Мою койку в музвзводе определили у самого окна, которое мы держали открытым днем и ночью, летом и зимой. В нашем кубрике почти все закалялись, спали голыми под простыней, позволяя себе тонкое казенное одеяло разве что в лютые морозы. Я сразу заявил, что я человек худой, мерзну, поэтому туба, баритон и второй тромбон отдавали мне свои одеяла, а в холода я просил еще и шинели — их на меня наваливали горой. Помню, однажды ночью была вьюга, и утром я проснулся под большим сугробом, который намело с улицы.
Не я один был такой мерзляк, в противоположном углу спал курсант Парахуда. Он был человеком в годах, к тому времени женат на скрипачке из Ленинградского филармонического оркестра, которая подарила супругу блестящую золотом трубу. Парахуда с большим чувством и напряжением амбушюра[2] частенько играл на ней марш из оперы «Аида», будучи одетым даже в летнюю жару в белые кальсоны с завязками и зимнюю шапку с опущенными ушами.

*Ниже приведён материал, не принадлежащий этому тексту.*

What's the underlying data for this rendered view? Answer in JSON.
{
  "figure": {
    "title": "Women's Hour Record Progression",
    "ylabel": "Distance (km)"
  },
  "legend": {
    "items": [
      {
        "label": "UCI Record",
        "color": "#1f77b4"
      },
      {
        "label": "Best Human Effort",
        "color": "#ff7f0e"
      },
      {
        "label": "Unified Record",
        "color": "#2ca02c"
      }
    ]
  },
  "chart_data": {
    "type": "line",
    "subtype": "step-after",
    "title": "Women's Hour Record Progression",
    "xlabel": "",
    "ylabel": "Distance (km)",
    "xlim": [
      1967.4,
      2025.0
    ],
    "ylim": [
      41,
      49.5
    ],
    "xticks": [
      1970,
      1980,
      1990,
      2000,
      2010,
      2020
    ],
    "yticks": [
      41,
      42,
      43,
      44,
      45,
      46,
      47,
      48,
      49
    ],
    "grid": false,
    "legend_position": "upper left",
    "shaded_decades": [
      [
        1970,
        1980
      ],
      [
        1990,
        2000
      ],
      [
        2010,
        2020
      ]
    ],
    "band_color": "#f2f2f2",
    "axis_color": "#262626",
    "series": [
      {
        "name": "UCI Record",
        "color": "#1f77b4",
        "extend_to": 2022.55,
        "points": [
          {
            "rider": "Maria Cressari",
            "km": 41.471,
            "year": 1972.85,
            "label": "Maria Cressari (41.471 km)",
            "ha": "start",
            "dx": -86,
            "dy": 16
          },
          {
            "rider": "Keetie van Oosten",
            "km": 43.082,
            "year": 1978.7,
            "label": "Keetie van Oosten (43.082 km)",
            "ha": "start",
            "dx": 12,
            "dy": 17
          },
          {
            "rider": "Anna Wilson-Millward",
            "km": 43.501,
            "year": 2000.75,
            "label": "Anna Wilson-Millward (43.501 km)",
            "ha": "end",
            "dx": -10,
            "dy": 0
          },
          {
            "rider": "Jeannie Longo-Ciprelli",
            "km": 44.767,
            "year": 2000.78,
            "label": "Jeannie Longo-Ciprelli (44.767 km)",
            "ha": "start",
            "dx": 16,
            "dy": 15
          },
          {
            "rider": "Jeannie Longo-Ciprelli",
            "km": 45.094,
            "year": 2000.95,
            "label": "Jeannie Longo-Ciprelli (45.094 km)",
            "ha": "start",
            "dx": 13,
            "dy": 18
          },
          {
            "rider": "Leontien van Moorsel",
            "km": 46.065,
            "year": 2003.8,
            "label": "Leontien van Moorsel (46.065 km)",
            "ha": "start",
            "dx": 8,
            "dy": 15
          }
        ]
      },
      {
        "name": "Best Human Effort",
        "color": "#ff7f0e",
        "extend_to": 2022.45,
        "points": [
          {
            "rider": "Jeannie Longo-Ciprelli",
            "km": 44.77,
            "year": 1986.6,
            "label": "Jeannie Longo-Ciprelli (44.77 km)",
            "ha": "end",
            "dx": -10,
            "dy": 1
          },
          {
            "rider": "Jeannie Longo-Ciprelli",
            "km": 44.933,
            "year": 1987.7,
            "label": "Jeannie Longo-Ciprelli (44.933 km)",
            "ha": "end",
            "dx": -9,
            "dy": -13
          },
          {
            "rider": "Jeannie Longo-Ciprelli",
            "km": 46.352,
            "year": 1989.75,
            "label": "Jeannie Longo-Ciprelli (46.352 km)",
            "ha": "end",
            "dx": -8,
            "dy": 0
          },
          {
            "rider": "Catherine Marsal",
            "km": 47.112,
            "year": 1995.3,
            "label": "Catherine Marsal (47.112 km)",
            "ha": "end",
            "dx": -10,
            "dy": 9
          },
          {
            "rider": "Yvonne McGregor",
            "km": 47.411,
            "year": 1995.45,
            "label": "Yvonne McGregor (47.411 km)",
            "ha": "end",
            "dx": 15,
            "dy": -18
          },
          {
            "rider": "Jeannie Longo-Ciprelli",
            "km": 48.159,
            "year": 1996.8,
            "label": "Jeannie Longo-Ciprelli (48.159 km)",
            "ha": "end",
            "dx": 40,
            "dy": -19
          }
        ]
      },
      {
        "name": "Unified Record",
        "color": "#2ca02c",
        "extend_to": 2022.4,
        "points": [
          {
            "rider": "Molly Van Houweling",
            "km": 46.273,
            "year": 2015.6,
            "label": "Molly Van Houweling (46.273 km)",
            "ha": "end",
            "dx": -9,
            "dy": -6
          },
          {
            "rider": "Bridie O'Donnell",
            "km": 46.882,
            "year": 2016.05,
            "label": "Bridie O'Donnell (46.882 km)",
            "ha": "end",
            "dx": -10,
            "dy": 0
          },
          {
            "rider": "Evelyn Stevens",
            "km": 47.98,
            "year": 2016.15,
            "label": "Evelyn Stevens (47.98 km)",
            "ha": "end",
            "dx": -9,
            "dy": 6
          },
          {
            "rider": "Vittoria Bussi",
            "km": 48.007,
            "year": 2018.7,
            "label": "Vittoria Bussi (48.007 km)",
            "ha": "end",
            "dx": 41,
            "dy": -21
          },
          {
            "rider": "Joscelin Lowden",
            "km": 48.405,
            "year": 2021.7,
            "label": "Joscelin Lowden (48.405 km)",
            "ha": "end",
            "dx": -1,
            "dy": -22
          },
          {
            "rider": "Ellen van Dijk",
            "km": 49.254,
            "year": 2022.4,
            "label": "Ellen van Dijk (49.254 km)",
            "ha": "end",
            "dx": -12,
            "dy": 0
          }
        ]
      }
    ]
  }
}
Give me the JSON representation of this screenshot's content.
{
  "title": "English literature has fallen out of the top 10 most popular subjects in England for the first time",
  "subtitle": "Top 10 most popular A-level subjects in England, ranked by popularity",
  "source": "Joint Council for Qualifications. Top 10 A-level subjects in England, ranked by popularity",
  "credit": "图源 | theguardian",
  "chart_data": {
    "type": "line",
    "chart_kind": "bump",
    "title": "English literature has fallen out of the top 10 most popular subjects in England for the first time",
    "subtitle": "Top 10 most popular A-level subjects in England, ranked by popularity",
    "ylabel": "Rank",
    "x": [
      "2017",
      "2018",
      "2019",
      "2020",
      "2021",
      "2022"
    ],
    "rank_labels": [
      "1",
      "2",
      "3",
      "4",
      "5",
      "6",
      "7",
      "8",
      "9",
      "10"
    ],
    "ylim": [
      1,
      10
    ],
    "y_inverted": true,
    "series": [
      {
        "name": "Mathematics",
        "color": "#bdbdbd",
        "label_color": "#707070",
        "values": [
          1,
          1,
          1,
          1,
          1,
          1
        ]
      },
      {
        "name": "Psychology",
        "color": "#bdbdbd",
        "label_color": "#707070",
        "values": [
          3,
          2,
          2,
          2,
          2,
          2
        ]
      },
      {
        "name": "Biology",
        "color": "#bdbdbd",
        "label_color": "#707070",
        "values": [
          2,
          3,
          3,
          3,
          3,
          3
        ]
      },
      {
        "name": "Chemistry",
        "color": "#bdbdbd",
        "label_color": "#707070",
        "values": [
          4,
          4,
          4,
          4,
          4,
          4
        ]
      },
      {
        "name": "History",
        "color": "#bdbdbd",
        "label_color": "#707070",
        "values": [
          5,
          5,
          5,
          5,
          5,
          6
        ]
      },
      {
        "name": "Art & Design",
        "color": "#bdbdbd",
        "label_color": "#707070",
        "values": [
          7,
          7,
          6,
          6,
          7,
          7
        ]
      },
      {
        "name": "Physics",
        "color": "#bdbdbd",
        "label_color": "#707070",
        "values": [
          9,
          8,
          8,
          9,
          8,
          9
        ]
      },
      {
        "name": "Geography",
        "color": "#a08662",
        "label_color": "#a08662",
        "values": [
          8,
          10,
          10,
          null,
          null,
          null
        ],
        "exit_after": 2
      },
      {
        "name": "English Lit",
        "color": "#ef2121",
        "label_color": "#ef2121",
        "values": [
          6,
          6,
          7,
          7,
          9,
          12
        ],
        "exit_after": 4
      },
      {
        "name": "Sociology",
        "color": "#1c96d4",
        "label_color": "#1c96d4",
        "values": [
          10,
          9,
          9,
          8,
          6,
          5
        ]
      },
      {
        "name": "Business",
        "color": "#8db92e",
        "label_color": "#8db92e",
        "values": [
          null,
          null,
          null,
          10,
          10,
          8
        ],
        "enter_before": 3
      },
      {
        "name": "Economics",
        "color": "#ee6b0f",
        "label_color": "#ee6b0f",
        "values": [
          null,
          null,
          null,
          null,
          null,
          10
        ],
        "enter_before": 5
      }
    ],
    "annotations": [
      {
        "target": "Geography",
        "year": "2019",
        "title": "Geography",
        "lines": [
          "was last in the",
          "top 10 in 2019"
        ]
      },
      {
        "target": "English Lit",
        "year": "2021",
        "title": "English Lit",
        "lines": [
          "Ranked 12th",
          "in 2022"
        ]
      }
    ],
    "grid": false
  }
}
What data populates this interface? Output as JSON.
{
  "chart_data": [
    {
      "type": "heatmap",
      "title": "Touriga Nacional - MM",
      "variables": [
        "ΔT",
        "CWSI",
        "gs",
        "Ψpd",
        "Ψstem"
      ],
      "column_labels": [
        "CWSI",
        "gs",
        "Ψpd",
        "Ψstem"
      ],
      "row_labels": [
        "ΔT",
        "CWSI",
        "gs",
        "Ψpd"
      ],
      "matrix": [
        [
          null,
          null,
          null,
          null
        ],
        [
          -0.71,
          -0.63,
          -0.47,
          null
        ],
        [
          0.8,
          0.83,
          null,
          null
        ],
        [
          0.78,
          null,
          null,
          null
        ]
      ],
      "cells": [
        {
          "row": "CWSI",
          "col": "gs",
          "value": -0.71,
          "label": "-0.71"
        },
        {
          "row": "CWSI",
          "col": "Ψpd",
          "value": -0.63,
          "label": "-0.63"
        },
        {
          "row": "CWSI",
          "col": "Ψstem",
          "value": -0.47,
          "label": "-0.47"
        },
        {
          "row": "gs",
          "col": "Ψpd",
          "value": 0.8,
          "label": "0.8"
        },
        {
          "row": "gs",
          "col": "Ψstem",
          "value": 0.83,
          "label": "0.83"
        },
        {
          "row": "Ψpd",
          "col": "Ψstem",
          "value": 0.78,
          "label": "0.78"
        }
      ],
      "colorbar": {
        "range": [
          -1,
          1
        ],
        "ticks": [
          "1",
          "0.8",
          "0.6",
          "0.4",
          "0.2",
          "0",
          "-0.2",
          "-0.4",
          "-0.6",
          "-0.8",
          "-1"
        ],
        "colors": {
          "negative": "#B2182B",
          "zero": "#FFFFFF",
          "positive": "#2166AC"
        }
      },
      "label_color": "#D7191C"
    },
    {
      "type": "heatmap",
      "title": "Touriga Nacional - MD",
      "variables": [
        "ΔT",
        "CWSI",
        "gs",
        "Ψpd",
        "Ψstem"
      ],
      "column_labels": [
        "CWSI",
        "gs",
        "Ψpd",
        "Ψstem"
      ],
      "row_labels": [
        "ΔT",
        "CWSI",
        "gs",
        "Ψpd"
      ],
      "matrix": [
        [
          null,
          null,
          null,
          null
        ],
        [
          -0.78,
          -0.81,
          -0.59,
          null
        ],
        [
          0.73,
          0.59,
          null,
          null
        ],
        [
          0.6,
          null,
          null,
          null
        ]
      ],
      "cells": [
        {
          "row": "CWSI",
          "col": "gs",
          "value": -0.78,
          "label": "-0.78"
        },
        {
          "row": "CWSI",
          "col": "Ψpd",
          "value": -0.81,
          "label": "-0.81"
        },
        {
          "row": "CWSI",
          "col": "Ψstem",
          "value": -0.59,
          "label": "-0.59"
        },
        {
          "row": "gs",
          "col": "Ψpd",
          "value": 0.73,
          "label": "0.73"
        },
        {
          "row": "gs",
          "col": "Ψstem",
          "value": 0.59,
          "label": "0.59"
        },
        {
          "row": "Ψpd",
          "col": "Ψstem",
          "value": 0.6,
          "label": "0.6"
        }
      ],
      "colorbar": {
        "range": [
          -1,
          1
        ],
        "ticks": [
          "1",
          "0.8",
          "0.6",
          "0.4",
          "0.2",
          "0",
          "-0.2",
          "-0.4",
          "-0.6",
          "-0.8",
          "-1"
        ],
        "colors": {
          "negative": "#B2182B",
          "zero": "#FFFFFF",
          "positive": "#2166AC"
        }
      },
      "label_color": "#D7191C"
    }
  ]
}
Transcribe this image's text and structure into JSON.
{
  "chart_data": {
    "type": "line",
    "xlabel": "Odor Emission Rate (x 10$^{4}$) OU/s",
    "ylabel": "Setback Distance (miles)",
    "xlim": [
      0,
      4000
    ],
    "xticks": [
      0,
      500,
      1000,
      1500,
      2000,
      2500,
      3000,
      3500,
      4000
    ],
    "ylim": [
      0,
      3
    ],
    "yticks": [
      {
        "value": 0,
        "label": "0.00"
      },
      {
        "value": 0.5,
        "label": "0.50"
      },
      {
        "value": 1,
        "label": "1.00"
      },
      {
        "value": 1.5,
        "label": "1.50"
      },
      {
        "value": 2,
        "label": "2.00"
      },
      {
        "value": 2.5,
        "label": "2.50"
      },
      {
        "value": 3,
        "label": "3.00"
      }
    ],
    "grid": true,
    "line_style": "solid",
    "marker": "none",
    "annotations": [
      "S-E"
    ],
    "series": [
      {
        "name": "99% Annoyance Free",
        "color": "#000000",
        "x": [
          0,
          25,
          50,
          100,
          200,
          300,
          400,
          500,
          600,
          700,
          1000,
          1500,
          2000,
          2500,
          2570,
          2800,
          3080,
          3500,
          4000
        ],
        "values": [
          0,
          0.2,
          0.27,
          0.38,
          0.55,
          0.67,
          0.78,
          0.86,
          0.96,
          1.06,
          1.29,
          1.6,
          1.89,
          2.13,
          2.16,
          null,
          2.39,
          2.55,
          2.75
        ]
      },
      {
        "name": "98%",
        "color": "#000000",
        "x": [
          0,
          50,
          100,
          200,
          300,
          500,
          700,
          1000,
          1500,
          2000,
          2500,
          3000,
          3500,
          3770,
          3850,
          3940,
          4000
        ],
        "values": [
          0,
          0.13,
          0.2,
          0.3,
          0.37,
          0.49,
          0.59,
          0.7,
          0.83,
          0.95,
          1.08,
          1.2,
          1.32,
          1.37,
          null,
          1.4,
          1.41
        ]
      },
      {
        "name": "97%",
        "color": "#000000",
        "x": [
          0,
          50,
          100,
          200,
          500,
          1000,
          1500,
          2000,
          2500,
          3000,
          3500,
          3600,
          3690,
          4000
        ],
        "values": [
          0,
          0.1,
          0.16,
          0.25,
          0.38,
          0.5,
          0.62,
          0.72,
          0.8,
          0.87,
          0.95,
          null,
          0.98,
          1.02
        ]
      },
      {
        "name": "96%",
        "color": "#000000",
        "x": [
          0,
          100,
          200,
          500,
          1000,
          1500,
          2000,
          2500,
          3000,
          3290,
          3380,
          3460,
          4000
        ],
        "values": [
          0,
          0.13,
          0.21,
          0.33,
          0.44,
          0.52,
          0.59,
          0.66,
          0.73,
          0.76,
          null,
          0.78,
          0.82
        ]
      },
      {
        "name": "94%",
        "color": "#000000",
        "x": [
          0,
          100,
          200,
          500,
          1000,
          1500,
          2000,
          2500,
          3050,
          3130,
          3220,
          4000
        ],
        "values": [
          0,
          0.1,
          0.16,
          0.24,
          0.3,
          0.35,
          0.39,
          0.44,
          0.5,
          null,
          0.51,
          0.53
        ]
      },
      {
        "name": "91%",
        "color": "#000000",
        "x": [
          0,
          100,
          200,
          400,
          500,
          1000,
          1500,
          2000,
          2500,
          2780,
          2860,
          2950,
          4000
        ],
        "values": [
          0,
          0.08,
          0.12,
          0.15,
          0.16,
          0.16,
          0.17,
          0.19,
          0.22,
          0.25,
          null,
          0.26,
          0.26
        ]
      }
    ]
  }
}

Свою историю Парахуда пересказывал охотно, по многу раз. По окончании средней мореходки, где он выучился на метеоролога, Парахуду с тремя другими выпускниками отправили в экспедицию на буксир, ошвартованный в глубинке, на одном из притоков Дона, однако либо забыли, либо не смогли доставить туда топливо. Паровое судно, когда котел на нем работает, — почти живое существо, железные перекрытия стен дышат теплом, из душа льется нескончаемая горячая вода, но это же судно становится железной гробницей, если его не топить.
Трем выпускникам пришлось зимовать на промерзшей железной посудине. После командировки у одного вывалились все зубы, другой полностью облысел, а наш Парахуда сильно простудил себе мочевой пузырь и к моменту моего с ним знакомства никогда, даже в зной, не расставался ни с кальсонами, ни с шапкой.